Foto: Szene aus ”Ritter, Dene, Voss" am Theater Konstanz © Ilja Mess
Text:Manfred Jahnke, am 31. Januar 2016
Einst waren die Stücke von Thomas Bernhard Kult. Aber irgendwie sind die in ihren Hasstiraden gegen Gesellschaft und Kunst zwanghaft isolierten Großbürger, dekadent eingerichtet in ihrem Luxus, aus der Wirklichkeit entschwunden. Wie Ludwig Worringer in „Ritter, Dene, Voss“ in der Psychiatrie, die Hommage des Dichters an die drei großen SchauspielerInnen. Nicht zufällig lässt der Name Ludwig Wittgenstein assoziieren. Um die Geschichte des Ludwig, der von seinen beiden Schwestern in die Herrschaftsvilla nach Döbling zurück geholt wird, baut Bernhard einen philosophischen Kosmos auf, der nicht nur mit Schopenhauer nach dem Sinn des Lebens sucht oder mit Namen spielt, wie dem Arzt Frege, eine Anspielung auf den Logiker Gottlob Frege. Im Zentrum aber besteht die Beziehung zwischen den Geschwistern, in die sich inzestuöse Liebe einmischt und doch nicht ausgelebt werden kann.
In seiner Inszenierung am Theater Konstanz, an dem Gerd Voss einmal seine große Karriere begann, nimmt die Regie von Oliver Vorwerk dem Stück alle großbürgerlichen Bezüge. Einzig die rotsamtenen Kleider der Schwestern und ein Kronleuchter erinnern noch an eine solche Vergangenheit. Die Bühne von David König, auch für die Kostüme zuständig, ist ein auf der Drehscheibe montiertes großes schräges Podest, auf dem zwei Türen stehen, eine führt zur Küche, die andere zum Bad. Handlungsorte werden nicht aufgebaut, sondern – ähnlich wie bei „Dogville“ von Lars von Trier – die Grundrisse werden mit Kreide aufgemalt, auch der Esstisch, der dann auch schon einmal ausgewischt und dann neu gemalt wird. Ein Glas Rotwein, ein Plattenspieler, ein Bildprojektor stehen auf der Spielfläche herum. Wenn die Schräge nach hinten gedreht wird, dann erscheint eine Rampe mit einer kleinen Tür und einem kleinem Fenster, beide nur wenig angespielt.

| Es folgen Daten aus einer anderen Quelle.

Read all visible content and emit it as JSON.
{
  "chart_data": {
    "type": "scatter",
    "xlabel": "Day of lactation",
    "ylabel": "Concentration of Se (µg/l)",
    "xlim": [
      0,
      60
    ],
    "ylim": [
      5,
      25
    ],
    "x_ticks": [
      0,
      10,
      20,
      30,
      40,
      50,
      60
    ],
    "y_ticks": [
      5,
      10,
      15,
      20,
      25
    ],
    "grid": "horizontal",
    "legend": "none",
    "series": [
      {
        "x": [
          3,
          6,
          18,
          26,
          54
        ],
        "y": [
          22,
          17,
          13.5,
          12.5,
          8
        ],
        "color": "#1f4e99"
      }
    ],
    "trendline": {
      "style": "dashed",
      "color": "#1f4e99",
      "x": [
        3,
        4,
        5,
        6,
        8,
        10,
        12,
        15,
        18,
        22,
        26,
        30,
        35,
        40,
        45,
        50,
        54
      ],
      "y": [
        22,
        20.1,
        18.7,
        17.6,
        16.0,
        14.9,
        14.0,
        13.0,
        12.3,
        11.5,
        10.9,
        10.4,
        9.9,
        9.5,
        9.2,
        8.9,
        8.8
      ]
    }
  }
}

Ein solches Bühnenbild betont das Modellhafte der Handlungen und vertraut mit dieser leeren Bühne den Schauspielern. In der Tat bringt Oliver Vorwerk sie mit seiner straffen Schauspielerführung weit. Ralf Beckord arbeitet trotz aller Ausbrüche einen verschmitzten Ludwig heraus, der sich bewusst nach Steinhof (der Psychiatrie) als sein Philosophenklause zurückgezogen hat, ohne entmündigt zu sein. Gegen die „Worringerhölle“, die seit dem Tod der Eltern nicht verändert worden ist, wehrt er sich mit dem Wunsch nach Befreiung , wie auch gegen den „exzessiven Infantilismus“, die die Geschwister zusammen schweißt und ihr Scheitern begründet. Allerdings treibt Beckford seine Rolle nicht zum „Gewalttäter mit philosophischen Absichten“, wie die jüngere Schwester einmal ihren Bruder beschreibt.
Eine Schwierigkeit der Inszenierung ist, dass es ihr zwar gelingt, die Haßliebe und die scheiternden Befreiunngsversuche der Geschwister klar zu konturieren, aber das darunter liegende Begehren bleibt unterbelichtet. Obschon die roten Kleider Erotik versprechen, gelingt es Jana Alexia Rödiger als ältere und Friederike Pöschel als jüngere Schwester nicht, das Flirren des Begehrens vorzuführen, das Movenz ihres Handelns ist, die Schwestern zu Konkurrentinnen macht und etwas vom Höllenfeuer verraten würde. Dennoch zeigt sich in dieser Konstanzer Inszenierung eine hohe Sprechkultur.